# So you want to see the birds?



## wccmog10 (Sep 3, 2018)

As @Tom mentioned in my intro thread- I am also a falconer. I have been in falconry for about 8 or 9 seasons. I started with red tailed hawks, which are great here in the Southeast. We hunt mostly squirrels, and red tails are the perfect tool. More recently my wife, who is also a falconer, and I have gotten a cast (team) of harris hawks to fly. A few years after I started falconry I also got state and federal education permits. The birds held on education permits are non-releasable and have some sort of debilitating injury. I take the birds and assorted reptiles to schools, boy scouts, summer camps, birthday parties, earth day events, etc. and teach about these awesome animals, where they live, what they eat, how I train them, etc. 

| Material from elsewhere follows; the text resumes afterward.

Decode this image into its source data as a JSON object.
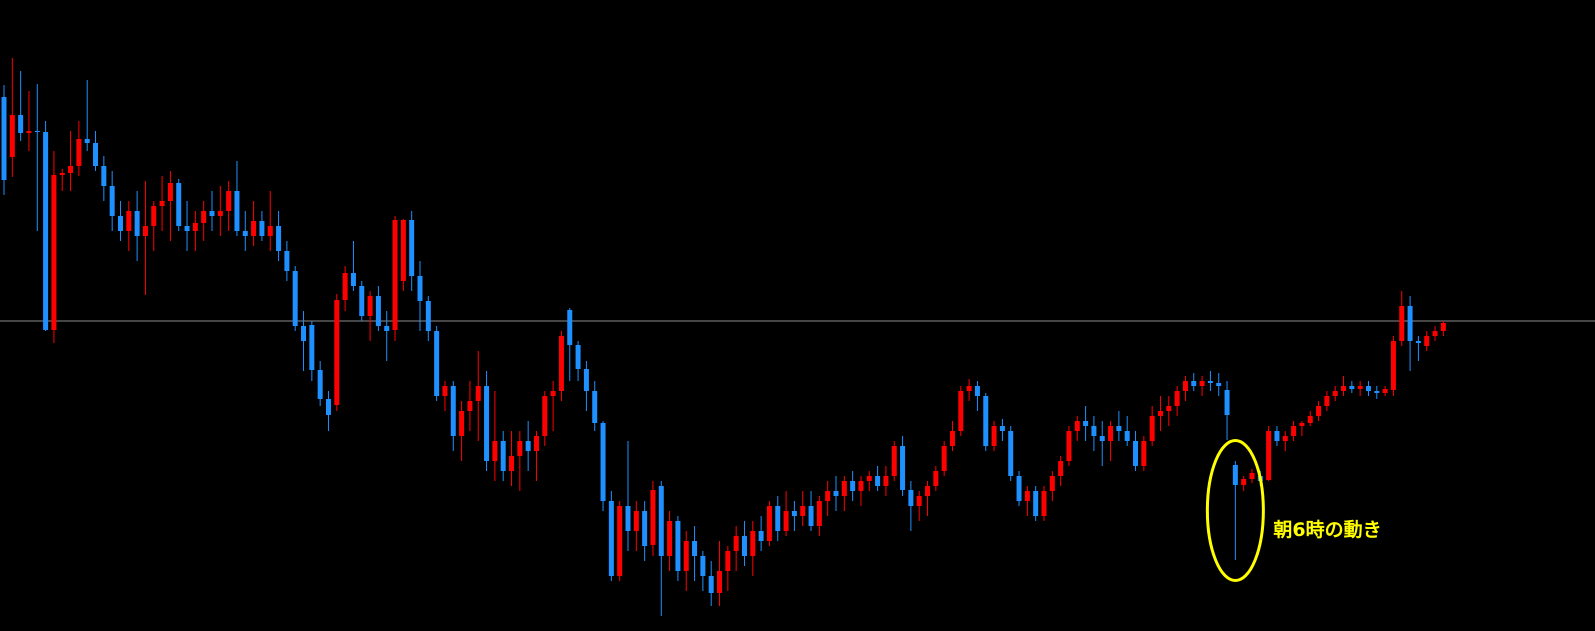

Photos of everyone below. All together we have 6 birds of prey at the house. Feel free to ask questions- I could go on and on about it all. 

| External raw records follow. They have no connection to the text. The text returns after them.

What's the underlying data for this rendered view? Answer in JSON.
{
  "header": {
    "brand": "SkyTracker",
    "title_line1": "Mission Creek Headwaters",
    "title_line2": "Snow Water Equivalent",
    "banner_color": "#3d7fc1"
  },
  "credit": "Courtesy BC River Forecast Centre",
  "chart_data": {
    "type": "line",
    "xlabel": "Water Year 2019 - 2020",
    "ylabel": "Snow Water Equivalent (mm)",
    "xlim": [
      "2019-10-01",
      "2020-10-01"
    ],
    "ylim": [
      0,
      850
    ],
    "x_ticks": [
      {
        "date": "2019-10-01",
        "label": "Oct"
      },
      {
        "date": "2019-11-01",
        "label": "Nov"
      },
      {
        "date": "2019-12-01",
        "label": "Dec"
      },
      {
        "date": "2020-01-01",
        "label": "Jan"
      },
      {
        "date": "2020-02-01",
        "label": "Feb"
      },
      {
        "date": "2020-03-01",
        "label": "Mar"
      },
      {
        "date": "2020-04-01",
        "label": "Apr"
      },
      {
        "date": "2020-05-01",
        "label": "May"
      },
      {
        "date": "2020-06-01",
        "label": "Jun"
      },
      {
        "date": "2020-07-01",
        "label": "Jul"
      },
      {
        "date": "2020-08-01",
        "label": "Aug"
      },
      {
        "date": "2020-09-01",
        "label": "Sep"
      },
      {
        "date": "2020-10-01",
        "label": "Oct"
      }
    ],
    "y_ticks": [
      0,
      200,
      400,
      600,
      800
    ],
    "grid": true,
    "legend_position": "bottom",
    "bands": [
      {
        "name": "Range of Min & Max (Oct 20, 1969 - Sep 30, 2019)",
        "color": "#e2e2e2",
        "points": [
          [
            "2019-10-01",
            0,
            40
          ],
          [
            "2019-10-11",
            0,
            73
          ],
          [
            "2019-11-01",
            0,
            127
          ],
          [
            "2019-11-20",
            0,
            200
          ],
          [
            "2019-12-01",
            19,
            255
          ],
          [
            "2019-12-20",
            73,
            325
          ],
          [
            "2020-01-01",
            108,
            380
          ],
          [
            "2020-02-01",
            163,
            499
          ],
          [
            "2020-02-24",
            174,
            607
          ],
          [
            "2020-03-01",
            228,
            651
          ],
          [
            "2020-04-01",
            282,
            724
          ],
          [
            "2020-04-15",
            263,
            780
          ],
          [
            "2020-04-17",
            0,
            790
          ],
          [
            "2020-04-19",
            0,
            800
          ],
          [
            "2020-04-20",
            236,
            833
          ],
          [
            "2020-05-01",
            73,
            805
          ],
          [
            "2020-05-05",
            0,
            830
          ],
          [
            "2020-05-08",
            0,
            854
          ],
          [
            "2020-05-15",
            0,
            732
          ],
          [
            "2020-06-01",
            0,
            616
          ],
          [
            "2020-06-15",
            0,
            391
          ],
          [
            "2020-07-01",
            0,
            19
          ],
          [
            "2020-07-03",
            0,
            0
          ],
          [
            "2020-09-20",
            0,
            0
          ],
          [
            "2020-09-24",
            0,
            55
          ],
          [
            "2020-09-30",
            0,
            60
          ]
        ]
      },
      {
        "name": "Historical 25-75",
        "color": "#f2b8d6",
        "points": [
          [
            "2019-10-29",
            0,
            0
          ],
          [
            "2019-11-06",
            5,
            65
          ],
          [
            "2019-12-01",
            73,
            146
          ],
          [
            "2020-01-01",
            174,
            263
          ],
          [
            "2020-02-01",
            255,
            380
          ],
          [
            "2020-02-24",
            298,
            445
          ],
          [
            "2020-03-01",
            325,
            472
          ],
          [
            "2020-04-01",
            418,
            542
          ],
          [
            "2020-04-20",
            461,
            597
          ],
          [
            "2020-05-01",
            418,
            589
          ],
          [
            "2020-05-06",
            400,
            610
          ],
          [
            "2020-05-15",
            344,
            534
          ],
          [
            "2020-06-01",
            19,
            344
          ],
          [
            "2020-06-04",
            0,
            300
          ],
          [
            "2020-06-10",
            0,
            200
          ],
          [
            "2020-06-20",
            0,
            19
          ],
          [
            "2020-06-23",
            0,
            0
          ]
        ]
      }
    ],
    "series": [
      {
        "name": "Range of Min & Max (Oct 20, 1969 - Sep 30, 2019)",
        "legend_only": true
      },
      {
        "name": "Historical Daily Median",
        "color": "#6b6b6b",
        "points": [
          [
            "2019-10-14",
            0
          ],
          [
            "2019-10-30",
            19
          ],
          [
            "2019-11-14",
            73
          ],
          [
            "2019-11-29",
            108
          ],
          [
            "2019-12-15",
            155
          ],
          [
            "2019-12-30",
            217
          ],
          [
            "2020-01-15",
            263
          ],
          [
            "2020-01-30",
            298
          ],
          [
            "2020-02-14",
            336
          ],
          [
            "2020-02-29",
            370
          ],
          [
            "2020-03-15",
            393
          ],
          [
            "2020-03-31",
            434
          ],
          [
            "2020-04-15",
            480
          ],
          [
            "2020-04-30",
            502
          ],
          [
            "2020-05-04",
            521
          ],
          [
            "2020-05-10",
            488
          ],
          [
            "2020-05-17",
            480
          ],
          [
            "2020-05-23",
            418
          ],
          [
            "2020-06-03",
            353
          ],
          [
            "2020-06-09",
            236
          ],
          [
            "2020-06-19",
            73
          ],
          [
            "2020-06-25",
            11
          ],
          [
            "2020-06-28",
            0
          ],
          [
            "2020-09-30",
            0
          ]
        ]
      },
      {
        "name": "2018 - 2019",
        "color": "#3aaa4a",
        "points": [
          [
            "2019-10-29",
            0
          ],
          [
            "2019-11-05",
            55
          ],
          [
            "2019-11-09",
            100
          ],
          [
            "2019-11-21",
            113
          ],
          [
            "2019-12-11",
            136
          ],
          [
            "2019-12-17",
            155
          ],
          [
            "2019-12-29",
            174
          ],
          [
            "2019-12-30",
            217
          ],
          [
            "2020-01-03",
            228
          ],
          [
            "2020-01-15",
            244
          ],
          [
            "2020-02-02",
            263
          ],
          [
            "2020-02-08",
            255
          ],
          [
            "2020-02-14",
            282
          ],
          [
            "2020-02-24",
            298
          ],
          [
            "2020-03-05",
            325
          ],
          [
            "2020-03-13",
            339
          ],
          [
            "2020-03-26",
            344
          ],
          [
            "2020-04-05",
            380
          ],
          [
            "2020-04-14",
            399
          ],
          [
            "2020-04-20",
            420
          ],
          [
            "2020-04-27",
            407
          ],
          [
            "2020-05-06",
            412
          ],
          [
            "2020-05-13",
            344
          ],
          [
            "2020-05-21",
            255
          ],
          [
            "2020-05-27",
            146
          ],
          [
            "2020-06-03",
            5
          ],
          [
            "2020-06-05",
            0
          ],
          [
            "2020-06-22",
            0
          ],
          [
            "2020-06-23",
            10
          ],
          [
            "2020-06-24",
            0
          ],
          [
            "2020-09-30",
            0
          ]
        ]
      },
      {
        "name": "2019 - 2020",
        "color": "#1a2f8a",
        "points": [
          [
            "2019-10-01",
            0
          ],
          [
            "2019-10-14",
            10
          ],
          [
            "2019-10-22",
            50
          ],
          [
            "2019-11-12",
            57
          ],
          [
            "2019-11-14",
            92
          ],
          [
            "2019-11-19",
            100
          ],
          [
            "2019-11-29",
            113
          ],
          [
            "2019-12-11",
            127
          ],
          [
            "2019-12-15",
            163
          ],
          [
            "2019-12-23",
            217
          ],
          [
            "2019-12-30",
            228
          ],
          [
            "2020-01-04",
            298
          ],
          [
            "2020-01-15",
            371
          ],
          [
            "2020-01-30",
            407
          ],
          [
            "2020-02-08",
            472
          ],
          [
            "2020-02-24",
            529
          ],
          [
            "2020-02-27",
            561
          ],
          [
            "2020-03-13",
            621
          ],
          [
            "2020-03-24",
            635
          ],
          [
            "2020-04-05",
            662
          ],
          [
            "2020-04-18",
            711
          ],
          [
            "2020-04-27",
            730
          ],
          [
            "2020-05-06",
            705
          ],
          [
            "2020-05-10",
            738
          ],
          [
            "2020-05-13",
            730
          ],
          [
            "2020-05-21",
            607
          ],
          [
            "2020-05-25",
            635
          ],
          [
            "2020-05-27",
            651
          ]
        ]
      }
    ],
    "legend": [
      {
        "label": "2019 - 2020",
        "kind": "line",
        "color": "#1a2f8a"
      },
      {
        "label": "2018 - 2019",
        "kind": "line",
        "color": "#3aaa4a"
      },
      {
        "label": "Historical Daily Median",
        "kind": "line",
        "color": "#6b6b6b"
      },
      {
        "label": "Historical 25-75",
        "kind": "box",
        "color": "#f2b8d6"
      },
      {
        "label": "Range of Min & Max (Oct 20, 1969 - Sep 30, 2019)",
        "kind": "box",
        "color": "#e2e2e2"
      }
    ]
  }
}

Grey phase Eastern Screech Owl "Grumpy"- education bird. This guy was actually bred in captivity in a research project, but he was also born with his right eye malformed- you can see the funky pupil in the photo.

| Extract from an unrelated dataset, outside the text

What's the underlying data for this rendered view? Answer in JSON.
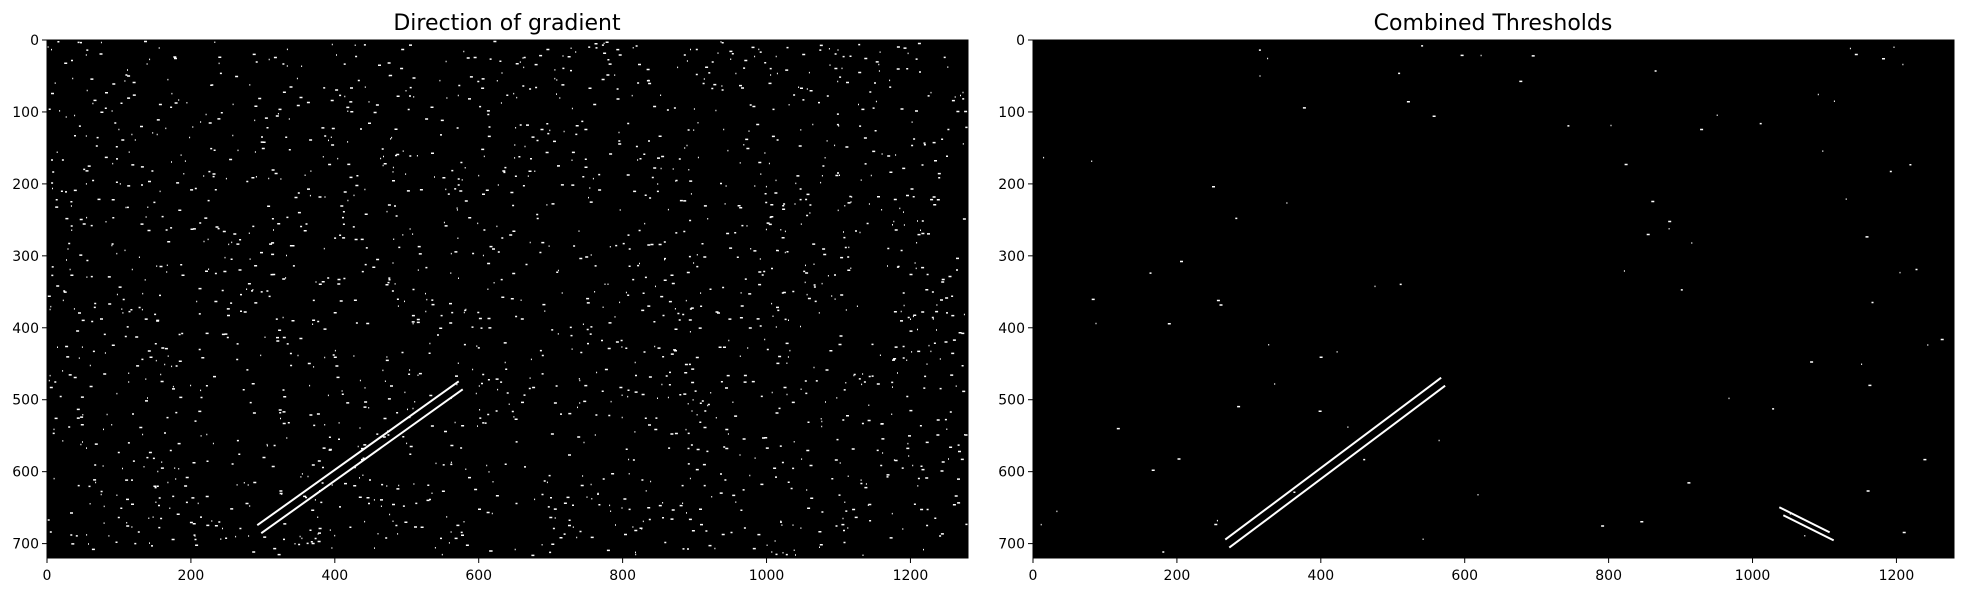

Mississippi Kite "Pippy"- education bird- he is currently molting his juvenile feathers, you can see a few of the brown feathers that remain- the grey color is adult plumage. You can see a wing droop with his right wing. These guys do something cool called "eating on the wing" which means that they eat while they are flying. While this guy can sort of fly- it is severely handicapped and he would surely not make it in the wild.


Male Great Horned Owl- education bird. You wouldn't know it from the photo, but he has some level of vision loss in his right eye.


Female Red tailed hawk "Astrid"- falconry bird- she will be going into her 4th season.


Male Harris Hawk "Hiccup"- falconry bird- Tom and Jennifer Coulson bred harris hawk


Female Harris Hawk "Toothless"- falconry bird- clutch mate to Hiccup. The two harris hawks fly together in what we call a cast. Which means they hunt together- usually birds of prey are solitary animals and do not hunt in groups- harris hawks are one of the exceptions.


----------



## TriciaStringer (Sep 3, 2018)

Very cool!


----------



## pugsandkids (Sep 3, 2018)

Oh they are gorgeous, thank you for sharing!


----------



## TechnoCheese (Sep 3, 2018)

So cool!!!


----------



## Yvonne G (Sep 4, 2018)

I love owls.


----------



## wccmog10 (Sep 4, 2018)

Yvonne G said:


> I love owls.


Owls are awesome. And everyone knows an owl when they see it- even kindergarteners. Which is kinda cool. I mean- a lot of people will call a hawk an eagle or falcon if they have never seen one up close or don’t know about birds of prey- but everyone knows and owl when they see it.


----------



## Moozillion (Sep 13, 2018)

wccmog10 said:


> As @Tom mentioned in my intro thread- I am also a falconer. I have been in falconry for about 8 or 9 seasons. I started with red tailed hawks, which are great here in the Southeast. We hunt mostly squirrels, and red tails are the perfect tool. More recently my wife, who is also a falconer, and I have gotten a cast (team) of harris hawks to fly. A few years after I started falconry I also got state and federal education permits. The birds held on education permits are non-releasable and have some sort of debilitating injury. I take the birds and assorted reptiles to schools, boy scouts, summer camps, birthday parties, earth day events, etc. and teach about these awesome animals, where they live, what they eat, how I train them, etc.
> 
> Photos of everyone below. All together we have 6 birds of prey at the house. Feel free to ask questions- I could go on and on about it all.
> 
> ...


Absolutely STUNNING birds!!!!! 
...and one look at  those talons makes me glad I'm a lot bigger than they are!


----------



## wellington (Sep 13, 2018)

Wow, very cool indeed. Thanks for sharing.


----------



## Pearly (Sep 13, 2018)

How cool for you to be around all that amazing beauty! Your birds are absolutely beautiful!


----------



## wccmog10 (Oct 11, 2018)

Moozillion said:


> Absolutely STUNNING birds!!!!!
> ...and one look at  those talons makes me glad I'm a lot bigger than they are!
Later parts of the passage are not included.